As the disease progresses, classical signs of renal failure appear: yellowish and dry skin, dry mouth, decrease in the amount of urine, etc. Increased pressure in the renal vessels - hypertension.
There are two classifications of the Alport syndrome in children. The first is a genetic, anomaly-like type of inheritance.
According to this classification, three types of congenital nephritis are distinguished:
- X-linked dominant, or classical( about 80% of all patients with CA);
- is autosomal recessive( 15% of children with congenital anomaly);
- is autosomal dominant( the rarest type, about 5% of patients).
The second, basic classification names three variants of kidney disease:
- Jade, accompanied by hematuria, hearing loss and vision problems( eye lesions).This is the X-dominant type of congenital malformation.
- Jade with hematuria, but without sensory lesions. Corresponds to autosomal recessive form. Benign family hematuria.
The first two options are a progressive renal disease, the inevitable outcome of which is chronic renal failure. With benign family hematuria, chronic renal failure does not develop, and quality and life expectancy do not suffer.
According to clinical guidelines for the diagnosis of Alport syndrome in children, the likelihood of congenital nephritis is high if three of the five symptoms are present.
These attributes include:
- The family has cases of hematuria, in the genus there were cases of death from chronic renal failure.
- In the family, the child has been diagnosed with hematuria and / or proteinuria.
- Specific changes in the patient's basement membrane of the renal glomeruli( by biopsy results).

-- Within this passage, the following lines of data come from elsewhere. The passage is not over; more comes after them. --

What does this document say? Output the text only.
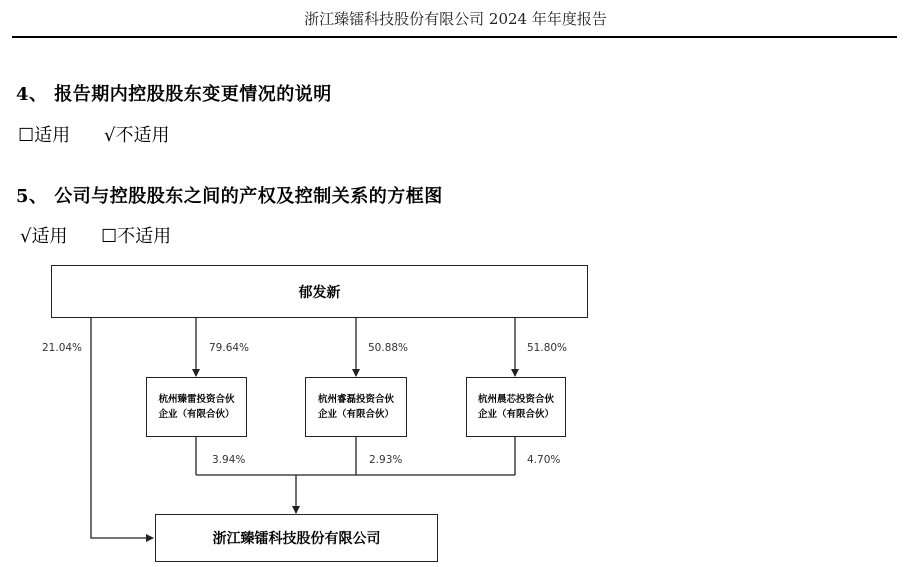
浙江臻镭科技股份有限公司 2024 年年度报告
4、 报告期内控股股东变更情况的说明
☐适用 √不适用
5、 公司与控股股东之间的产权及控制关系的方框图
√适用 ☐不适用
郁发新
杭州臻雷投资合伙
企业（有限合伙）
杭州睿磊投资合伙
企业（有限合伙）
杭州晨芯投资合伙
企业（有限合伙）
浙江臻镭科技股份有限公司
21.04%	79.64%	50.88%	51.80%
3.94%	2.93%	4.70%
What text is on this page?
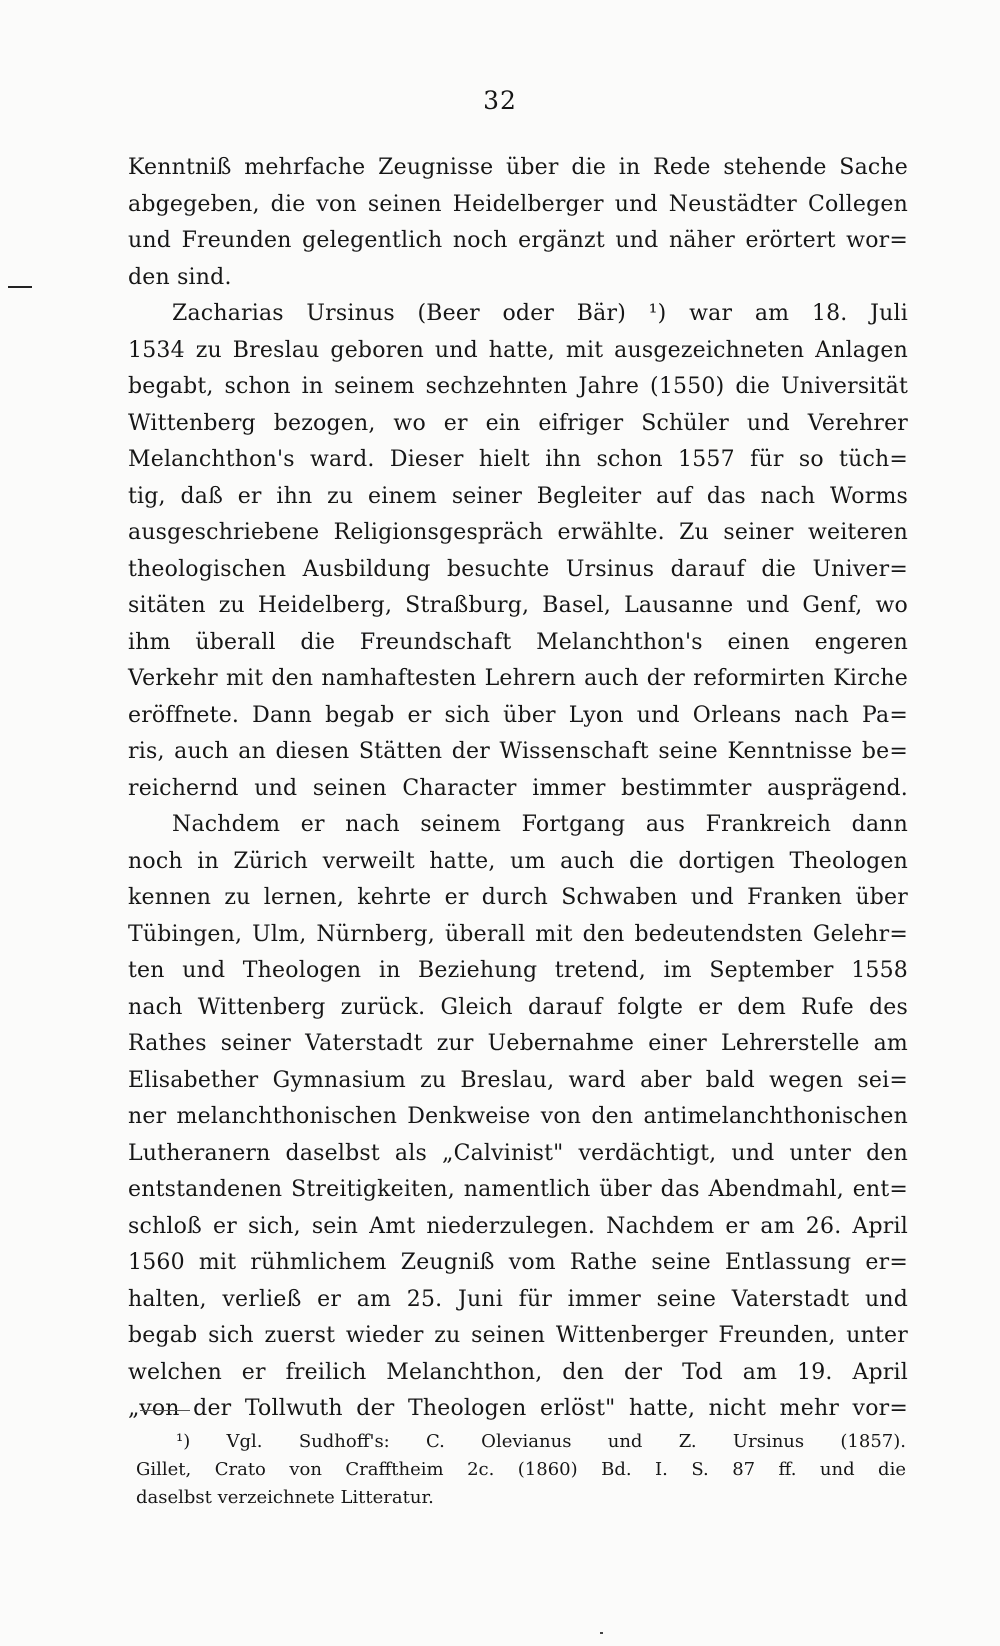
32
Kenntniß mehrfache Zeugnisse über die in Rede stehende Sache
abgegeben, die von seinen Heidelberger und Neustädter Collegen
und Freunden gelegentlich noch ergänzt und näher erörtert wor=
den sind.
Zacharias Ursinus (Beer oder Bär) ¹) war am 18. Juli
1534 zu Breslau geboren und hatte, mit ausgezeichneten Anlagen
begabt, schon in seinem sechzehnten Jahre (1550) die Universität
Wittenberg bezogen, wo er ein eifriger Schüler und Verehrer
Melanchthon's ward. Dieser hielt ihn schon 1557 für so tüch=
tig, daß er ihn zu einem seiner Begleiter auf das nach Worms
ausgeschriebene Religionsgespräch erwählte. Zu seiner weiteren
theologischen Ausbildung besuchte Ursinus darauf die Univer=
sitäten zu Heidelberg, Straßburg, Basel, Lausanne und Genf, wo
ihm überall die Freundschaft Melanchthon's einen engeren
Verkehr mit den namhaftesten Lehrern auch der reformirten Kirche
eröffnete. Dann begab er sich über Lyon und Orleans nach Pa=
ris, auch an diesen Stätten der Wissenschaft seine Kenntnisse be=
reichernd und seinen Character immer bestimmter ausprägend.
Nachdem er nach seinem Fortgang aus Frankreich dann
noch in Zürich verweilt hatte, um auch die dortigen Theologen
kennen zu lernen, kehrte er durch Schwaben und Franken über
Tübingen, Ulm, Nürnberg, überall mit den bedeutendsten Gelehr=
ten und Theologen in Beziehung tretend, im September 1558
nach Wittenberg zurück. Gleich darauf folgte er dem Rufe des
Rathes seiner Vaterstadt zur Uebernahme einer Lehrerstelle am
Elisabether Gymnasium zu Breslau, ward aber bald wegen sei=
ner melanchthonischen Denkweise von den antimelanchthonischen
Lutheranern daselbst als „Calvinist" verdächtigt, und unter den
entstandenen Streitigkeiten, namentlich über das Abendmahl, ent=
schloß er sich, sein Amt niederzulegen. Nachdem er am 26. April
1560 mit rühmlichem Zeugniß vom Rathe seine Entlassung er=
halten, verließ er am 25. Juni für immer seine Vaterstadt und
begab sich zuerst wieder zu seinen Wittenberger Freunden, unter
welchen er freilich Melanchthon, den der Tod am 19. April
„von der Tollwuth der Theologen erlöst" hatte, nicht mehr vor=
¹) Vgl. Sudhoff's: C. Olevianus und Z. Ursinus (1857).
Gillet, Crato von Crafftheim 2c. (1860) Bd. I. S. 87 ff. und die
daselbst verzeichnete Litteratur.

- Congenital vision pathology.
- Hearing loss( identified by audiometry data).
If you suspect a syndrome of Alport use a number of traditional diagnostic methods:
- anamnesis( information about the presence of the same symptoms and deaths from CRF in blood relatives);
- physical methods( palpation, tapping);
- laboratory tests( clinical analysis of urine, etc.);
- ultrasound and kidney biopsy.
Specialists also recommend a DNA test for family members of a young patient using DNA probes. This allows us to determine the carrier of the mutant gene. In addition, it is possible to use DNA probes for prenatal diagnosis of Alport syndrome, even during mother's pregnancy. This is especially important if a boy is waiting for a family - for men, the CA is more difficult.
Differential diagnostics is mandatory: for delimiting congenital nephritis from nephropathy and acquired glomerulonephritis.

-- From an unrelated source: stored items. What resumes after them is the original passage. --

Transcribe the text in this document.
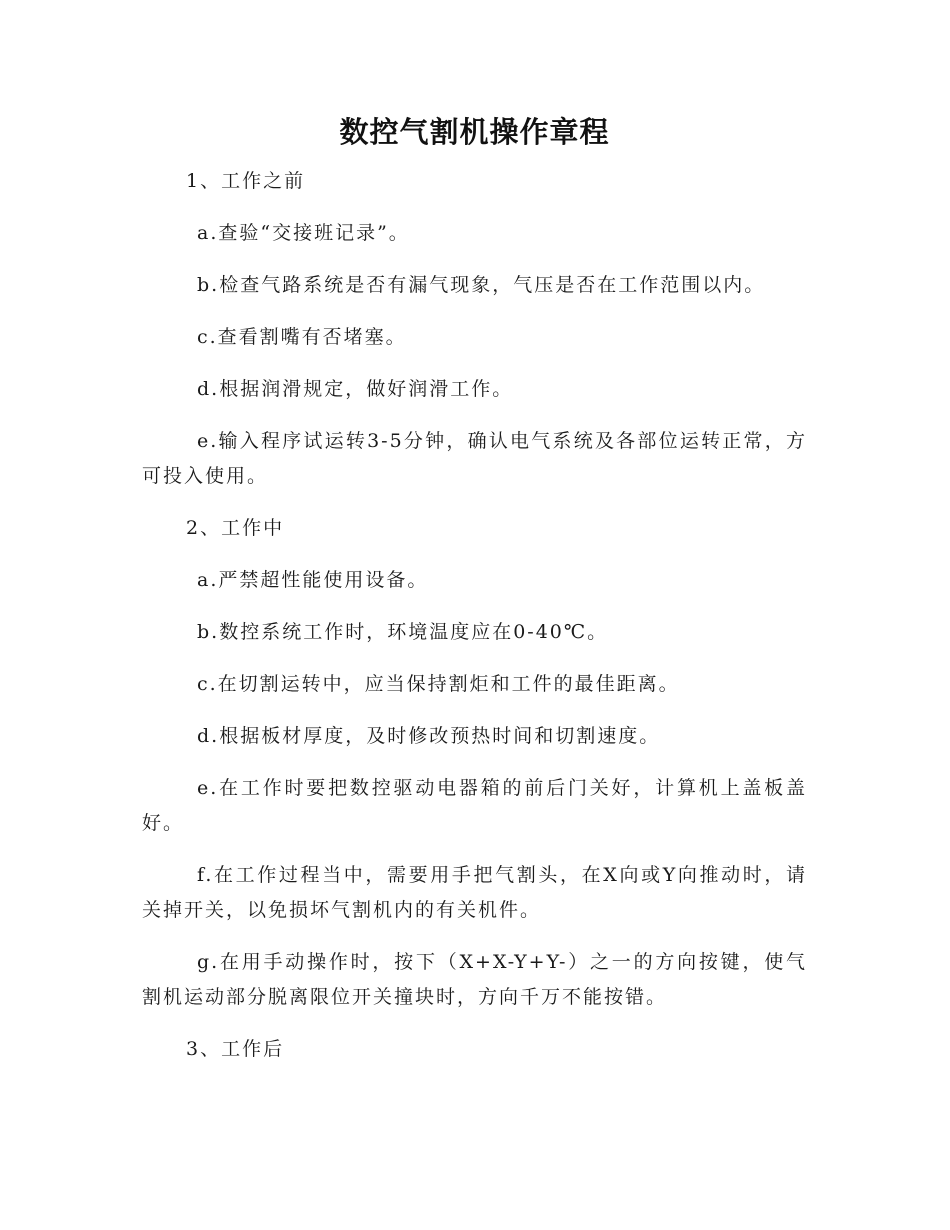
数控气割机操作章程

1、工作之前

a.查验“交接班记录”。

b.检查气路系统是否有漏气现象，气压是否在工作范围以内。

c.查看割嘴有否堵塞。

d.根据润滑规定，做好润滑工作。

e.输入程序试运转3-5分钟，确认电气系统及各部位运转正常，方可投入使用。

2、工作中

a.严禁超性能使用设备。

b.数控系统工作时，环境温度应在0-40℃。

c.在切割运转中，应当保持割炬和工件的最佳距离。

d.根据板材厚度，及时修改预热时间和切割速度。

e.在工作时要把数控驱动电器箱的前后门关好，计算机上盖板盖好。

f.在工作过程当中，需要用手把气割头，在X向或Y向推动时，请关掉开关，以免损坏气割机内的有关机件。

g.在用手动操作时，按下（X+X-Y+Y-）之一的方向按键，使气割机运动部分脱离限位开关撞块时，方向千万不能按错。

3、工作后
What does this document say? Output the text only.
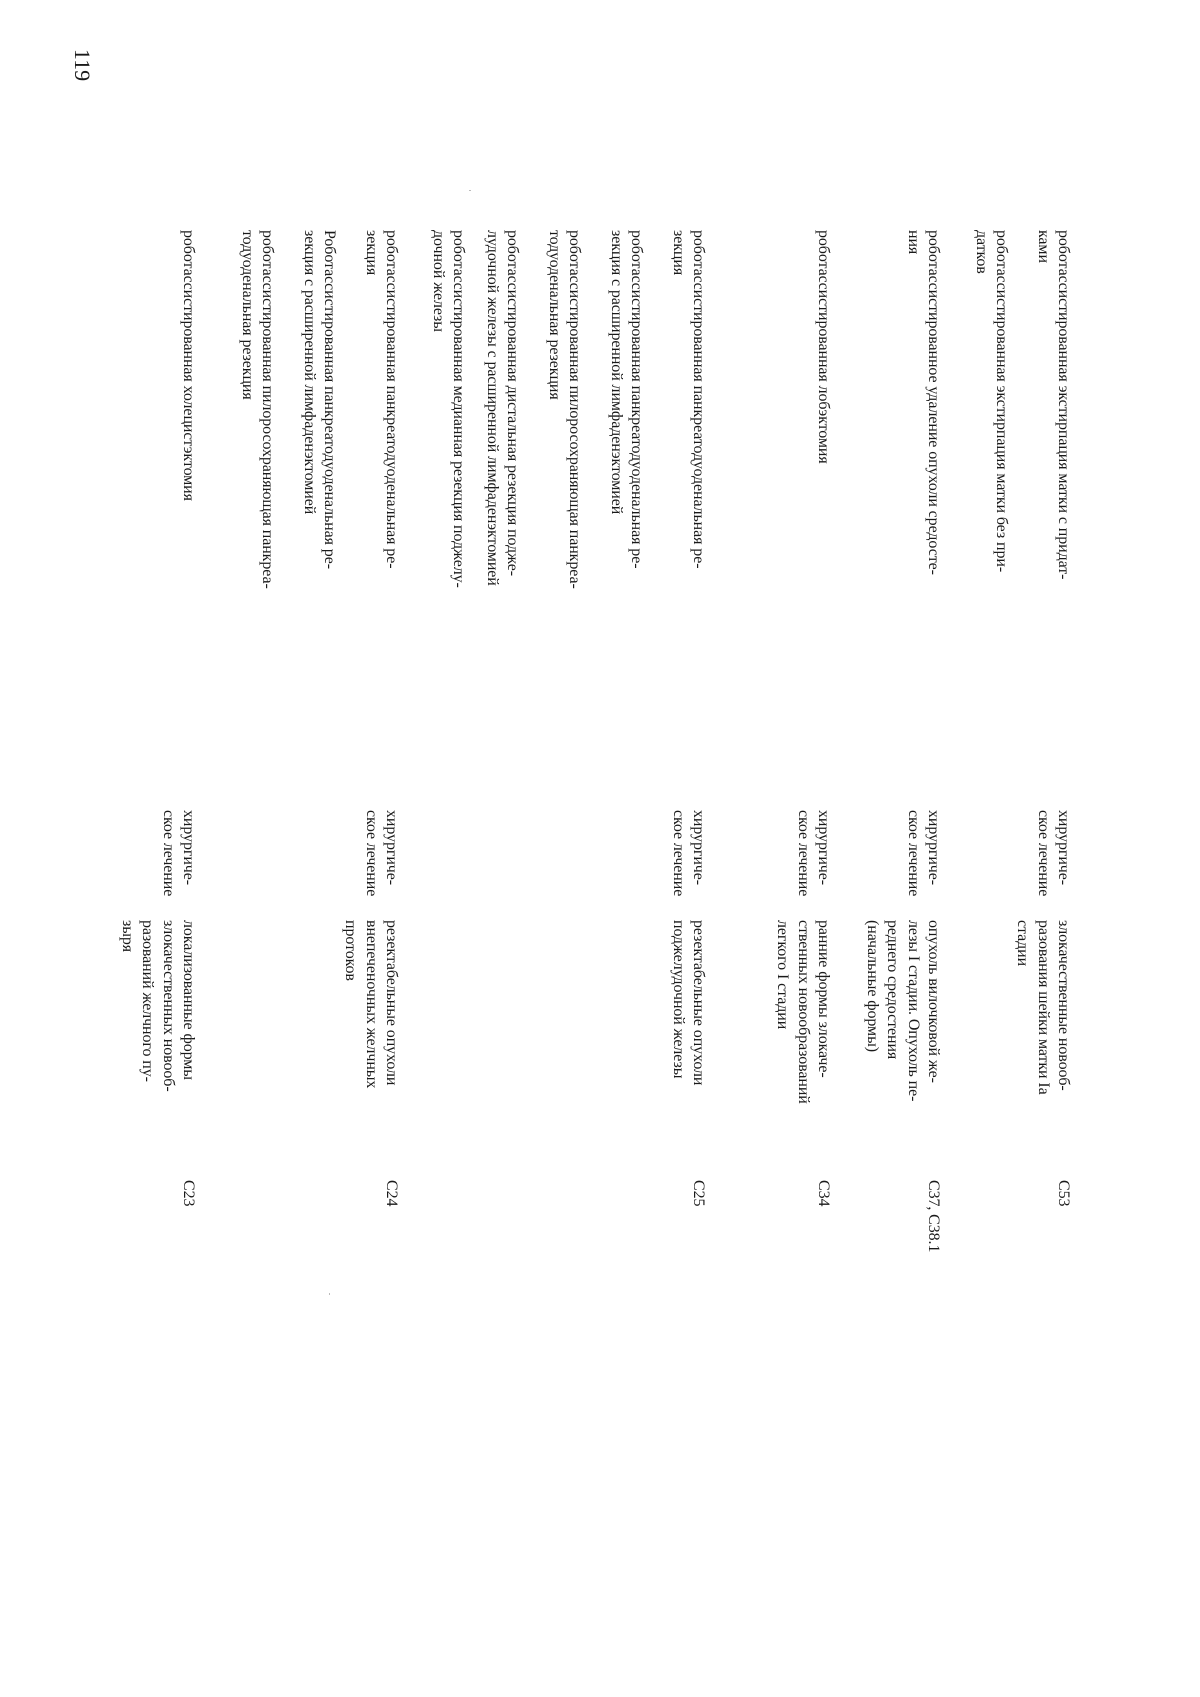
119
C23
локализованные формы
злокачественных новооб-
разований желчного пу-
зыря
хирургиче-
ское лечение

роботассистированная холецистэктомия

C24
резектабельные опухоли
внепеченочных желчных
протоков
хирургиче-
ское лечение

роботассистированная панкреатодуоденальная ре-
зекция

Роботассистированная панкреатодуоденальная ре-
зекция с расширенной лимфаденэктомией

роботассистированная пилоросохраняющая панкреа-
тодуоденальная резекция

C25
резектабельные опухоли
поджелудочной железы
хирургиче-
ское лечение

роботассистированная панкреатодуоденальная ре-
зекция

роботассистированная панкреатодуоденальная ре-
зекция с расширенной лимфаденэктомией

роботассистированная пилоросохраняющая панкреа-
тодуоденальная резекция

роботассистированная дистальная резекция подже-
лудочной железы с расширенной лимфаденэктомией

роботассистированная медианная резекция поджелу-
дочной железы

C34
ранние формы злокаче-
ственных новообразований
легкого I стадии
хирургиче-
ское лечение

роботассистированная лобэктомия

C37, C38.1
опухоль вилочковой же-
лезы I стадии. Опухоль пе-
реднего средостения
(начальные формы)
хирургиче-
ское лечение

роботассистированное удаление опухоли средосте-
ния

C53
злокачественные новооб-
разования шейки матки Ia
стадии
хирургиче-
ское лечение

роботассистированная экстирпация матки с придат-
ками

роботассистированная экстирпация матки без при-
датков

At the initial stage of congenital nephritis powerful complex therapy is not required.
The following therapeutic measures for children are required in the setting of a renal diagnosis:
- no serious physical exertion( exemption from physical education lessons);
- regular walks;
- balanced nutrition;
- phytotherapy with the appearance of blood in the children's urine( infusion of nettle and yarrow, juice of chokeberry);
- vitamins A and E, B6( pyridoxine) to improve metabolism( courses of 2 weeks);
- for the same purposes - injections of cocarboxylase.

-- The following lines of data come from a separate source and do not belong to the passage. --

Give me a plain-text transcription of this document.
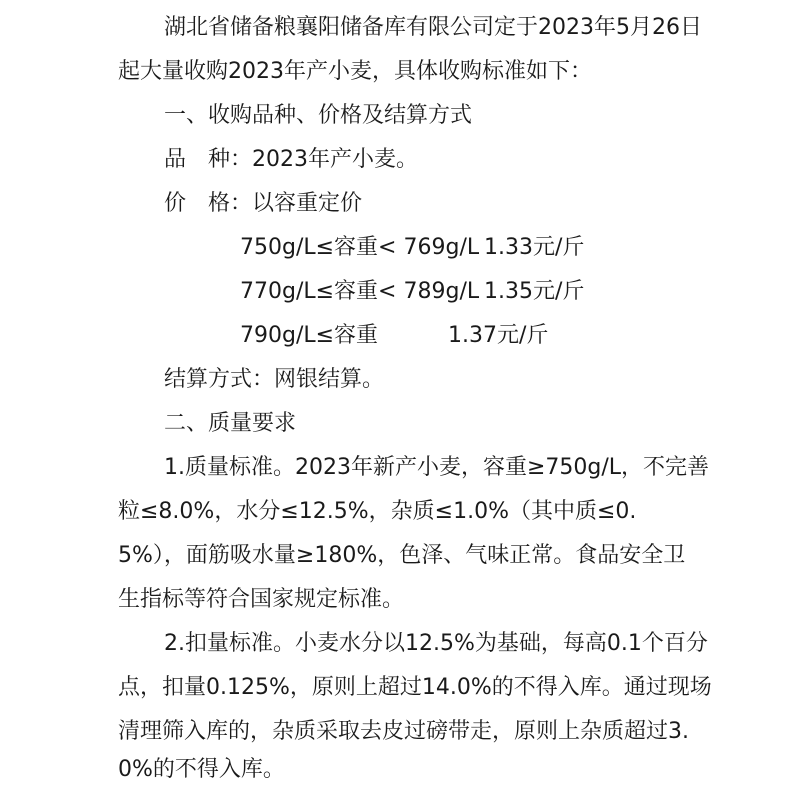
湖北省储备粮襄阳储备库有限公司定于2023年5月26日
起大量收购2023年产小麦，具体收购标准如下：
一、收购品种、价格及结算方式
品　种：2023年产小麦。
价　格：以容重定价
750g/L≤容重< 769g/L 1.33元/斤
770g/L≤容重< 789g/L 1.35元/斤
790g/L≤容重	1.37元/斤
结算方式：网银结算。
二、质量要求
1.质量标准。2023年新产小麦，容重≥750g/L，不完善
粒≤8.0%，水分≤12.5%，杂质≤1.0%（其中质≤0.
5%），面筋吸水量≥180%，色泽、气味正常。食品安全卫
生指标等符合国家规定标准。
2.扣量标准。小麦水分以12.5%为基础，每高0.1个百分
点，扣量0.125%，原则上超过14.0%的不得入库。通过现场
清理筛入库的，杂质采取去皮过磅带走，原则上杂质超过3.
0%的不得入库。
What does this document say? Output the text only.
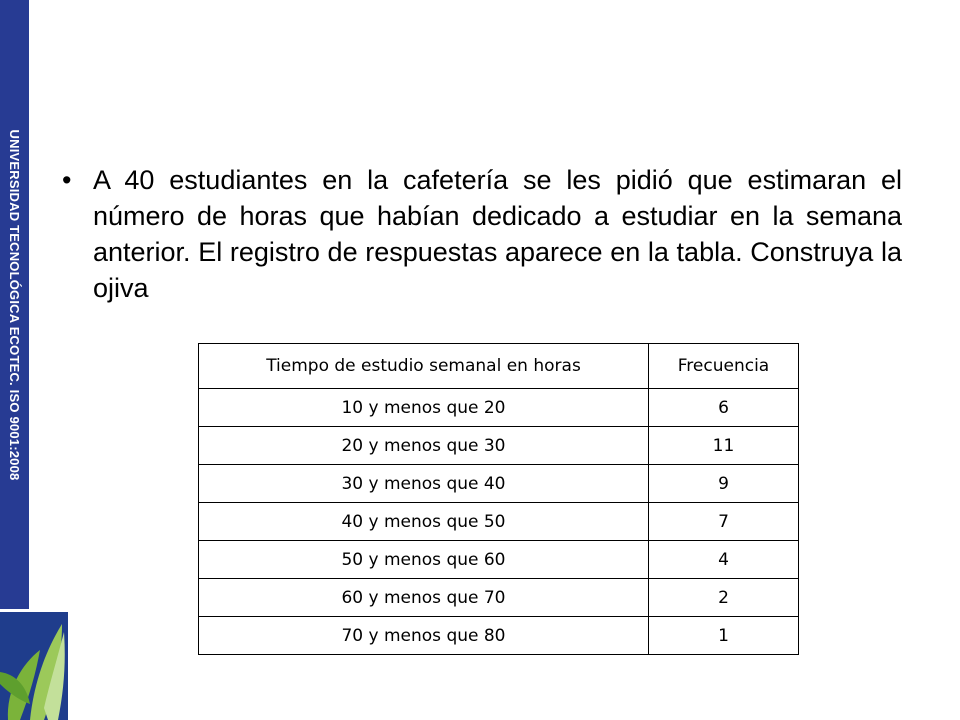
UNIVERSIDAD TECNOLÓGICA ECOTEC. ISO 9001:2008 • A 40 estudiantes en la cafetería se les pidió que estimaran el número de horas que habían dedicado a estudiar en la semana anterior. El registro de respuestas aparece en la tabla. Construya la ojiva

Tiempo de estudio semanal en horas	Frecuencia
10 y menos que 20	6
20 y menos que 30	11
30 y menos que 40	9
40 y menos que 50	7
50 y menos que 60	4
60 y menos que 70	2
70 y menos que 80	1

Boys to reduce proteinuria are recommended ATP( angiotensin converting enzyme) inhibitors and angiotensin receptor blockers.
The prognosis for Alport syndrome depends on two factors: the variant of the disease and the sex of the child. The fastest progression is the classic, X-dominant form of Alport syndrome in boys.
In this case, CRF is diagnosed in all patients up to 60 years, and in 50% - up to 25 years. If the family has men with the same version of jade, then the time of the onset of the terminal stage of renal failure can be easily predicted, it will be the same. Women do not have such a relationship.
In autosomal recessive type, renal failure develops slightly more slowly, but there is a risk that CRF will move to the terminal stage by the age of 30.
In autosomal dominant form, the course and predictions are most favorable: chronic kidney failure does not reach the situation. This form corresponds to benign family hematuria. Specific therapy in this case is not carried out, the presence of blood in the urine does not endanger human life. Only constant medical monitoring of the patient's condition is necessary.